In the attached zipped example I have declared a finder:
public interface PersonRepository extends PagingAndSortingRepository<Person, String> {
List<Person> findByLastName( String lastName );
}
This causes template instantiation to fail with the below:
Caused by: java.lang.IllegalArgumentException: No property last found for type interface org.acme.Person
at org.springframework.data.repository.query.parser.P roperty.<init>(Property.java:66)
at org.springframework.data.repository.query.parser.P roperty.<init>(Property.java:100)
at org.springframework.data.repository.query.parser.P roperty.create(Property.java:300)
at org.springframework.data.repository.query.parser.P roperty.create(Property.java:314)
at org.springframework.data.repository.query.parser.P roperty.create(Property.java:280)
at org.springframework.data.repository.query.parser.P roperty.from(Property.java:239)
at org.springframework.data.repository.query.parser.P roperty.from(Property.java:227)
at org.springframework.data.repository.query.parser.P art.<init>(Part.java:48)
at org.springframework.data.repository.query.parser.P artTree$OrPart.<init>(PartTree.java:242)
at org.springframework.data.repository.query.parser.P artTree.buildTree(PartTree.java:101)
at org.springframework.data.repository.query.parser.P artTree.<init>(PartTree.java:77)
at org.springframework.data.document.mongodb.reposito ry.PartTreeMongoQuery.<init>(PartTreeMongoQuery.java:42)
...
Debugging it appears when Spring MongoDB attempts to "bind" using reflection it uses reflectionUtils.findField() which will calls Class.getDeclaredFields().

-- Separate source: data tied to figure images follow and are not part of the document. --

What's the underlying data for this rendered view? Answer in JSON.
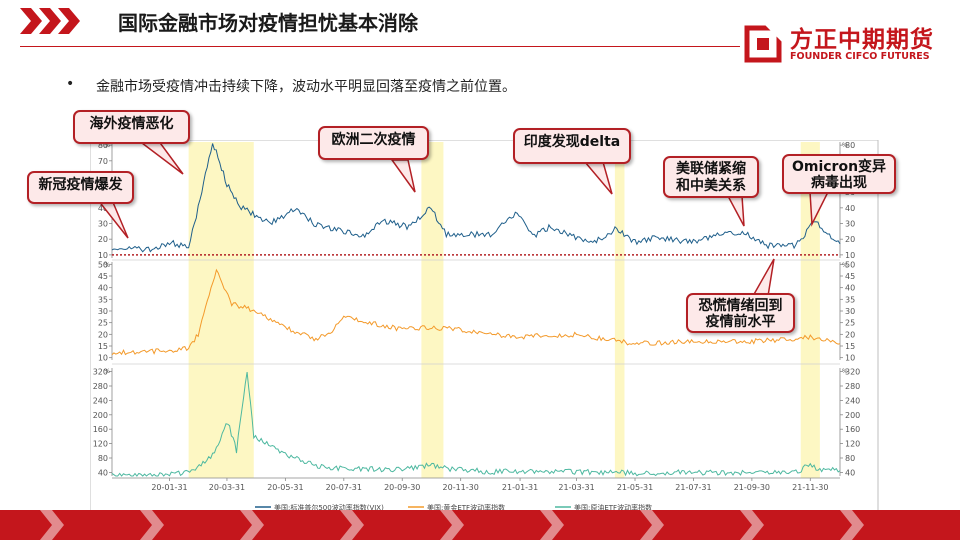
{
  "header": {
    "title": "国际金融市场对疫情担忧基本消除",
    "logo_cn": "方正中期期货",
    "logo_en": "FOUNDER CIFCO FUTURES"
  },
  "bullet": {
    "marker": "•",
    "text": "金融市场受疫情冲击持续下降，波动水平明显回落至疫情之前位置。"
  },
  "callouts": {
    "outbreak": "新冠疫情爆发",
    "overseas": "海外疫情恶化",
    "europe": "欧洲二次疫情",
    "delta": "印度发现delta",
    "fed_line1": "美联储紧缩",
    "fed_line2": "和中美关系",
    "omicron_line1": "Omicron变异",
    "omicron_line2": "病毒出现",
    "panic_line1": "恐慌情绪回到",
    "panic_line2": "疫情前水平"
  },
  "colors": {
    "accent": "#c4161c",
    "vix": "#1f5f8b",
    "gold": "#f39a2b",
    "oil": "#4db8a0",
    "highlight": "#fdf7c3"
  },
  "chart_data": {
    "type": "line",
    "x_start": "2019-12-02",
    "x_ticks": [
      "20-01-31",
      "20-03-31",
      "20-05-31",
      "20-07-31",
      "20-09-30",
      "20-11-30",
      "21-01-31",
      "21-03-31",
      "21-05-31",
      "21-07-31",
      "21-09-30",
      "21-11-30"
    ],
    "highlight_periods": [
      [
        "2020-02-20",
        "2020-04-28"
      ],
      [
        "2020-10-20",
        "2020-11-12"
      ],
      [
        "2021-05-10",
        "2021-05-20"
      ],
      [
        "2021-11-20",
        "2021-12-10"
      ]
    ],
    "reference_line": {
      "panel": 0,
      "value": 10
    },
    "panels": [
      {
        "yticks": [
          10,
          20,
          30,
          40,
          50,
          60,
          70,
          80
        ],
        "ylim": [
          8,
          82
        ],
        "left_unit": "%",
        "right_unit": "%",
        "series": [
          {
            "name": "美国:标准普尔500波动率指数(VIX)",
            "color": "#1f5f8b",
            "points": [
              [
                "2019-12-02",
                15
              ],
              [
                "2020-01-15",
                13
              ],
              [
                "2020-01-31",
                18
              ],
              [
                "2020-02-20",
                15
              ],
              [
                "2020-03-01",
                40
              ],
              [
                "2020-03-16",
                82
              ],
              [
                "2020-03-31",
                55
              ],
              [
                "2020-04-15",
                40
              ],
              [
                "2020-05-15",
                30
              ],
              [
                "2020-06-12",
                40
              ],
              [
                "2020-06-30",
                30
              ],
              [
                "2020-07-31",
                25
              ],
              [
                "2020-08-20",
                22
              ],
              [
                "2020-09-08",
                32
              ],
              [
                "2020-10-05",
                28
              ],
              [
                "2020-10-30",
                40
              ],
              [
                "2020-11-15",
                23
              ],
              [
                "2020-12-31",
                23
              ],
              [
                "2021-01-28",
                37
              ],
              [
                "2021-02-15",
                22
              ],
              [
                "2021-03-04",
                28
              ],
              [
                "2021-04-15",
                17
              ],
              [
                "2021-05-12",
                27
              ],
              [
                "2021-05-31",
                18
              ],
              [
                "2021-06-20",
                21
              ],
              [
                "2021-07-31",
                18
              ],
              [
                "2021-08-19",
                22
              ],
              [
                "2021-09-20",
                25
              ],
              [
                "2021-10-15",
                16
              ],
              [
                "2021-11-15",
                16
              ],
              [
                "2021-11-30",
                28
              ],
              [
                "2021-12-06",
                32
              ],
              [
                "2021-12-20",
                22
              ],
              [
                "2021-12-31",
                17
              ]
            ]
          }
        ]
      },
      {
        "yticks": [
          10,
          15,
          20,
          25,
          30,
          35,
          40,
          45,
          50
        ],
        "ylim": [
          9,
          51
        ],
        "left_unit": "%",
        "right_unit": "%",
        "series": [
          {
            "name": "美国:黄金ETF波动率指数",
            "color": "#f39a2b",
            "points": [
              [
                "2019-12-02",
                12
              ],
              [
                "2020-01-31",
                13
              ],
              [
                "2020-02-20",
                14
              ],
              [
                "2020-03-01",
                20
              ],
              [
                "2020-03-20",
                48
              ],
              [
                "2020-04-05",
                33
              ],
              [
                "2020-04-30",
                30
              ],
              [
                "2020-05-31",
                23
              ],
              [
                "2020-06-30",
                18
              ],
              [
                "2020-07-15",
                20
              ],
              [
                "2020-07-31",
                28
              ],
              [
                "2020-08-15",
                26
              ],
              [
                "2020-09-30",
                22
              ],
              [
                "2020-10-31",
                23
              ],
              [
                "2020-11-30",
                22
              ],
              [
                "2020-12-31",
                20
              ],
              [
                "2021-01-31",
                19
              ],
              [
                "2021-03-31",
                20
              ],
              [
                "2021-05-31",
                16
              ],
              [
                "2021-07-31",
                17
              ],
              [
                "2021-09-30",
                17
              ],
              [
                "2021-11-15",
                18
              ],
              [
                "2021-11-30",
                19
              ],
              [
                "2021-12-31",
                16
              ]
            ]
          }
        ]
      },
      {
        "yticks": [
          40,
          80,
          120,
          160,
          200,
          240,
          280,
          320
        ],
        "ylim": [
          30,
          330
        ],
        "left_unit": "%",
        "right_unit": "%",
        "series": [
          {
            "name": "美国:原油ETF波动率指数",
            "color": "#4db8a0",
            "points": [
              [
                "2019-12-02",
                30
              ],
              [
                "2020-01-31",
                33
              ],
              [
                "2020-02-25",
                45
              ],
              [
                "2020-03-18",
                95
              ],
              [
                "2020-04-01",
                180
              ],
              [
                "2020-04-10",
                100
              ],
              [
                "2020-04-21",
                325
              ],
              [
                "2020-04-28",
                140
              ],
              [
                "2020-05-31",
                90
              ],
              [
                "2020-06-30",
                60
              ],
              [
                "2020-07-31",
                50
              ],
              [
                "2020-09-30",
                48
              ],
              [
                "2020-10-31",
                60
              ],
              [
                "2020-11-15",
                50
              ],
              [
                "2020-12-31",
                42
              ],
              [
                "2021-03-31",
                42
              ],
              [
                "2021-05-31",
                38
              ],
              [
                "2021-07-31",
                40
              ],
              [
                "2021-09-30",
                38
              ],
              [
                "2021-11-15",
                40
              ],
              [
                "2021-11-30",
                62
              ],
              [
                "2021-12-10",
                48
              ],
              [
                "2021-12-31",
                45
              ]
            ]
          }
        ]
      }
    ]
  }
}
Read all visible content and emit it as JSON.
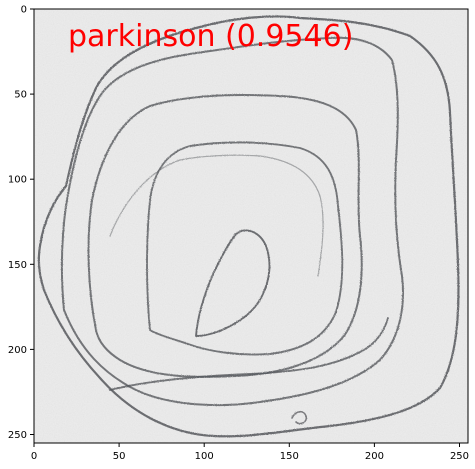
{
  "image_panel": {
    "prediction_label": "parkinson (0.9546)",
    "prediction_color": "#ff0000",
    "x_ticks": [
      "0",
      "50",
      "100",
      "150",
      "200",
      "250"
    ],
    "y_ticks": [
      "0",
      "50",
      "100",
      "150",
      "200",
      "250"
    ],
    "x_range": [
      0,
      255
    ],
    "y_range": [
      0,
      255
    ],
    "x_tick_values": [
      0,
      50,
      100,
      150,
      200,
      250
    ],
    "y_tick_values": [
      0,
      50,
      100,
      150,
      200,
      250
    ],
    "content": "pencil-spiral-drawing",
    "paper_color": "#ececec",
    "stroke_color": "#55575c"
  }
}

Put another way it just looks at fields and does not look at getters and setters which is all the interface has. Could it be changed to be able to bing to getters/setters, or alternatively bind later when it gets the concrete class?
Last question - any target release date for DATADOC-131 ?
Thanks
Jacob
Oliver Gierke
Jul 13th, 2011, 10:35 AM
Commented on the ticket. In short: that's exactly what the ticket is all about. The ticket is scheduled for 1.1-M1. As we're just on the road to 1.0-RC1 and GA so it will probably take a while.
ddurst555808
Jul 13th, 2011, 05:25 PM
Matthias S,
Can you provide a full xml config for you comments above as its not exactly clear how to make the adjustments you are suggesting.